How does nonpulsatile skin pigmentation affect the pulse oximeter accuracy, particularly in producing a positive bias that might cause hypoxemia to be missed? The pulse oximeter measures the ratio of the pulse’s added absorbance in red and infrared light transmitted through the tissue. The ratio (R) is then empirically calibrated with human volunteer data to produce an “R calibration curve,” (e.g., R = 3.4, Spo2 = 100%; R = 1.0, Spo2 = 85%). If the pigment acts as a variable light filter for the transmitted light frequency, the peak frequency could slightly change and produce a slightly changed R and slightly altered Spo2 value. The red light-emitting diodes used in pulse oximeters do not produce a single wavelength of red light, but rather a bell curve distribution of wavelengths, and the shorter wavelengths of this distribution are more heavily absorbed by melanin than the longer. In effect, the R curve for patients with darker skin pigmentation needs to be different than that for White patients.

Another unanswered important clinical question is regarding patients who live in the low saturation ranges.

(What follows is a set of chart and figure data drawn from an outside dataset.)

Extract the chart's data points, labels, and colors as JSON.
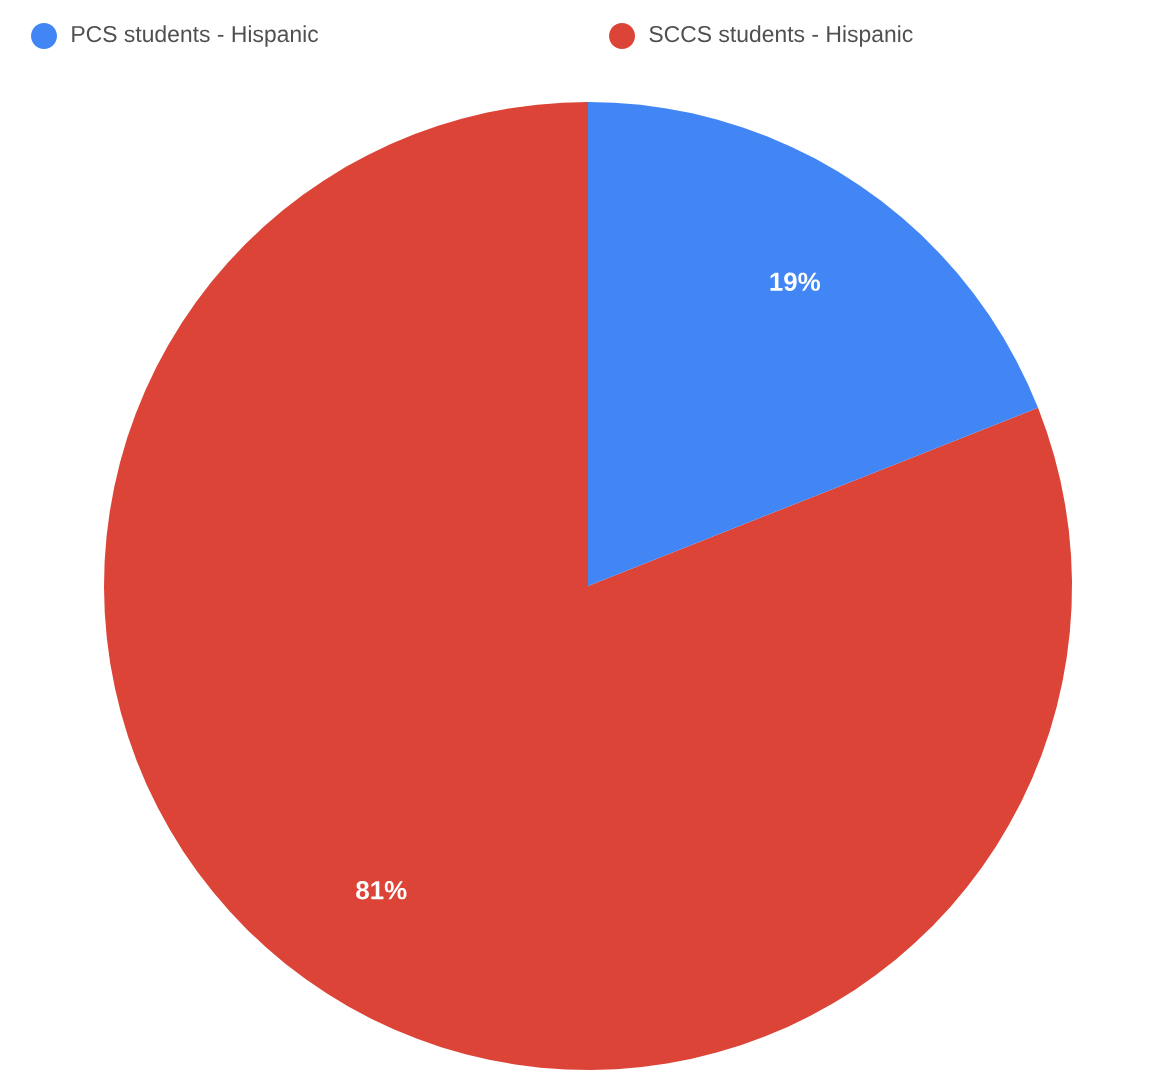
{
  "chart_data": {
    "type": "pie",
    "categories": [
      "PCS students - Hispanic",
      "SCCS students - Hispanic"
    ],
    "values": [
      19,
      81
    ],
    "colors": [
      "#4285f4",
      "#db4437"
    ],
    "value_labels": [
      "19%",
      "81%"
    ],
    "legend": "top"
  }
}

The current study provides reassurance when Spo2 is greater than 96%, but what about children with cyanotic heart disease? These patients live in the most error-prone range of Spo2. During general anesthesia, it is rare to have patients with sustained saturations in the low 90s or 80s, but it is part of the treatment plan for patients with cyanotic heart disease. This population needs further study.

Overall, the work of Burnett et al. provides clinical context to errors in a device that we depend on every day. It gives us new targets for saturation ranges to be safe for all patients. The pulse oximeter is incredibly useful and reliable for medical monitoring, and it works on a tremendous range of patients. Even in the very low ranges of saturation where there are few to no calibration data, its directional trends are very useful. We should give thanks to the ingenuity of Takuo Aoyagi every day when we are reassured by that beep, beep, beep.

The authors are not supported by, nor maintain any financial interest in, any commercial activity that may be associated with the topic of this article.